The self-absorption of today's independent film industry continues with Japanese Story. So many comment-givers cited this film's departure from convention as a reason for loving it so much. Well, in my opinion, it follows convention with great fealty -- the independent film twist on love stories. You begin two people who at first don't like each other, but then grow close, but never quite fall in love. Generally, the feel is that of a romantic comedy. Then, two-thirds way into the movie, everything suddenly takes a bizarre twist. In Lost In Translation, it is Bill Murray's affair with the otherwise anonymous band singer despite refusing overtures from Scarlett Johanssen. In The Shape Of Things and Kissing Jessica Stein, one of the partners had another agenda from the start. In Chasing Amy, it's that Ben Affleck is an obsessive jerk.

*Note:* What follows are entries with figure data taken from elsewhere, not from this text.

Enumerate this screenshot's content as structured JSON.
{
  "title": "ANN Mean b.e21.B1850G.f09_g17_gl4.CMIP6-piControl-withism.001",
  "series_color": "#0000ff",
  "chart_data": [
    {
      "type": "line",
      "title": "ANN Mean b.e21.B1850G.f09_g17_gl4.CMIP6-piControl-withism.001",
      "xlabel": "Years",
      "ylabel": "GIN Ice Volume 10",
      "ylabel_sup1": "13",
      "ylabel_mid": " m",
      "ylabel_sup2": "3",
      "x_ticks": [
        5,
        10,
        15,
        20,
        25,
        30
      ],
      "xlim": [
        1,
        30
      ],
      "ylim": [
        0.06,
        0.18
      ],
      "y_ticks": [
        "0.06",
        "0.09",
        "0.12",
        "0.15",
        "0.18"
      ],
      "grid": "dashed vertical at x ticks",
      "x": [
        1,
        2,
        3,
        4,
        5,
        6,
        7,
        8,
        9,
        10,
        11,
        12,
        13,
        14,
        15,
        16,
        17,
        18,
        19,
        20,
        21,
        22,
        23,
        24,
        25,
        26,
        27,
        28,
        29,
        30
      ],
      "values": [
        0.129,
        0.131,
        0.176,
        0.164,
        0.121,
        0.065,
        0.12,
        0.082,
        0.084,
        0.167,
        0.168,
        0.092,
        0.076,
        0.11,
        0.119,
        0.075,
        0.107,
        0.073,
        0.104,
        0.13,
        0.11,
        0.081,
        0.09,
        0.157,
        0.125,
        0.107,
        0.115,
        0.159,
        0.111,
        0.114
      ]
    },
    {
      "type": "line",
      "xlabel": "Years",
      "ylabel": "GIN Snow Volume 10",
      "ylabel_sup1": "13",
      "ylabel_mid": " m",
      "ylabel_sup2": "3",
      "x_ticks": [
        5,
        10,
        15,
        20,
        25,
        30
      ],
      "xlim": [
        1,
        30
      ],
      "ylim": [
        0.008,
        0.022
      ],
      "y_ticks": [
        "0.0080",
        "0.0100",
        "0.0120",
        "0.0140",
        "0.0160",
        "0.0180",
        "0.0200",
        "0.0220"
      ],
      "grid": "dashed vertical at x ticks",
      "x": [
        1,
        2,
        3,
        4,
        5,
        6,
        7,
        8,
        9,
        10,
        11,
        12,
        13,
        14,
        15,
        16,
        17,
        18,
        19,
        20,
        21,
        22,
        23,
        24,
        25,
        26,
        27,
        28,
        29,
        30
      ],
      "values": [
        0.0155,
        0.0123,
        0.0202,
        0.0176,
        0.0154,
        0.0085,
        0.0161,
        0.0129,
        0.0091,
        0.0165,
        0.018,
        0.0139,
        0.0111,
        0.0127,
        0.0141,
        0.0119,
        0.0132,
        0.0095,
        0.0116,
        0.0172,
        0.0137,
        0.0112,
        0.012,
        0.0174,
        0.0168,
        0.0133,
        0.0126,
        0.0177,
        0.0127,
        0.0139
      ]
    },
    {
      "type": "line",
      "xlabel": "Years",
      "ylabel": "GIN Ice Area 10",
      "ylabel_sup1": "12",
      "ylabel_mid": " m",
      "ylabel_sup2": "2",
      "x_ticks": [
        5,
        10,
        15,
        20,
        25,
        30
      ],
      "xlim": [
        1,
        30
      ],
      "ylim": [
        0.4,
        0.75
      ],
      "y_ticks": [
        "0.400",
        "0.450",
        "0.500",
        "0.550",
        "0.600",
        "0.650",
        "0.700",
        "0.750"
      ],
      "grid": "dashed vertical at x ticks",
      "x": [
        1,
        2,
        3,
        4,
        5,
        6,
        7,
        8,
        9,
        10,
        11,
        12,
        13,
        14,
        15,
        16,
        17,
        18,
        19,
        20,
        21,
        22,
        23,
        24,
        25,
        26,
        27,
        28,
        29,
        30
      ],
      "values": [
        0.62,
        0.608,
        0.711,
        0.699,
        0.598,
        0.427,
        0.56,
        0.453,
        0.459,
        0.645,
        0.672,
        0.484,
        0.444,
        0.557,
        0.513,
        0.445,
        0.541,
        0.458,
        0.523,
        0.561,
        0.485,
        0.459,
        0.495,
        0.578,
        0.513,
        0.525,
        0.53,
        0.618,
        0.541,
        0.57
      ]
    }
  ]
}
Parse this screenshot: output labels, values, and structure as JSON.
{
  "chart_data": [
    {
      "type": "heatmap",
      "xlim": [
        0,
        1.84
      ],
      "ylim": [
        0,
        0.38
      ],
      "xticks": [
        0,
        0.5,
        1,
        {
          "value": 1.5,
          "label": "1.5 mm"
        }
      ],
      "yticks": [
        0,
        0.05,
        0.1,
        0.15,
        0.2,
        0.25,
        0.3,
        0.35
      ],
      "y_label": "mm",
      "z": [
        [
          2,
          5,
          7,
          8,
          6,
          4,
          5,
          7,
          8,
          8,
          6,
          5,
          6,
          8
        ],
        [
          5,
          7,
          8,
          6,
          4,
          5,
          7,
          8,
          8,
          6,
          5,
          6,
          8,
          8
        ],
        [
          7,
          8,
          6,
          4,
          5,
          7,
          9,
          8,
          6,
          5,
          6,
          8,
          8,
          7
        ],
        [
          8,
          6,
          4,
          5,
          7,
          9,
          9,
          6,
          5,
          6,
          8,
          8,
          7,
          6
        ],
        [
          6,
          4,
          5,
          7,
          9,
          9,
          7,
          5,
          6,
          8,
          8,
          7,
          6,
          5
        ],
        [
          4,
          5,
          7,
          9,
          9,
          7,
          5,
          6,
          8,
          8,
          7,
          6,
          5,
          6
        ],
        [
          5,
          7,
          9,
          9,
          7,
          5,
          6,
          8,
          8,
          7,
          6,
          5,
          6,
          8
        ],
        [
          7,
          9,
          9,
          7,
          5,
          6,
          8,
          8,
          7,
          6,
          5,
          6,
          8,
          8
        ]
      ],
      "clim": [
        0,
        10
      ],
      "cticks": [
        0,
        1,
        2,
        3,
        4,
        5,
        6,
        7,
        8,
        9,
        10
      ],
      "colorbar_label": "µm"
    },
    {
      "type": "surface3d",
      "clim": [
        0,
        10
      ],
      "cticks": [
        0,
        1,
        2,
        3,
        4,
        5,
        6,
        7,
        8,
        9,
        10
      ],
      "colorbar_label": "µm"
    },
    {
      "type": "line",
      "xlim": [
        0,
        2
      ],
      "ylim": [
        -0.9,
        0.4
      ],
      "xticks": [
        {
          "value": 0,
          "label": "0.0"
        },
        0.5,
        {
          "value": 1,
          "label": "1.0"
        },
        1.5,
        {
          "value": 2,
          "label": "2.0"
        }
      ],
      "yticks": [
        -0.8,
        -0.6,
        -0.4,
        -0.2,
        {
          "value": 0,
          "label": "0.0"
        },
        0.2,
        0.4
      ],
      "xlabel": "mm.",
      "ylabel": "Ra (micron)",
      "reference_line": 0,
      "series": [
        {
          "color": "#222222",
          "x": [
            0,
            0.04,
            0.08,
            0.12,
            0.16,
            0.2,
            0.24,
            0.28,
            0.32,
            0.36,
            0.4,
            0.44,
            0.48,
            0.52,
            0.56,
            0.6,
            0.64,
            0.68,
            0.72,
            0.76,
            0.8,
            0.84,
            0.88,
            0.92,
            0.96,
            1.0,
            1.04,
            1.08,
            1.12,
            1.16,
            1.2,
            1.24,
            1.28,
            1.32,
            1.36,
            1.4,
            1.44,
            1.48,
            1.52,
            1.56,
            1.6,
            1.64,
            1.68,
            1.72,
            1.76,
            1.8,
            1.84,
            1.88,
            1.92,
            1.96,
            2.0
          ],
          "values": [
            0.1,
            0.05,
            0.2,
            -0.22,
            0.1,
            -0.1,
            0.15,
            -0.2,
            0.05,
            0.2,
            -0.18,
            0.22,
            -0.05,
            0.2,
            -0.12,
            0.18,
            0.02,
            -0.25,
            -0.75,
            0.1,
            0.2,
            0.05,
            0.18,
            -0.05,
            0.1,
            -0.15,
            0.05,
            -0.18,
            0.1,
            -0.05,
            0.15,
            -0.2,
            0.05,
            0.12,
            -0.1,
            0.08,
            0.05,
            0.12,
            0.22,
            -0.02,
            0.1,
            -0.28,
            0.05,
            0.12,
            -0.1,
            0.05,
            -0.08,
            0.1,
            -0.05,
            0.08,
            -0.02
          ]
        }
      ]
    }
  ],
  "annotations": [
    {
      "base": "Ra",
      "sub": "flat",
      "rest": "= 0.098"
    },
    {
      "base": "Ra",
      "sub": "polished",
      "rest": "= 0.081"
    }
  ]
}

In Japanese story, a playful Toni Colette yells out "Last One In Is a rotten egg, then jumps in the water", her Japanese friend pursues her, jumps into the water, and promptly has a fatal accident. The last 35 minutes are about the mechanics she endures and the guilt and grief she feels about making arrangements for the friend's wife that she had just had an affair with to pick up the body and bring it back to Japan. That's 35 of the most dragged-out minutes in film history detailing every trivial aspect involved in getting a dead body back to Queensland, then her interaction with fellow co-workers, family, and necessary outsiders.
This is also typical of the pretentiousness of today's independent films. Showing the mundane and seemingly inconsequential becomes the focus and is seen as genius because any hack director can have a plot written, then tell a story. After all, it takes a great independent Director to have complete disdain for storytelling in favor of glorifying either something bizarre or something mundane.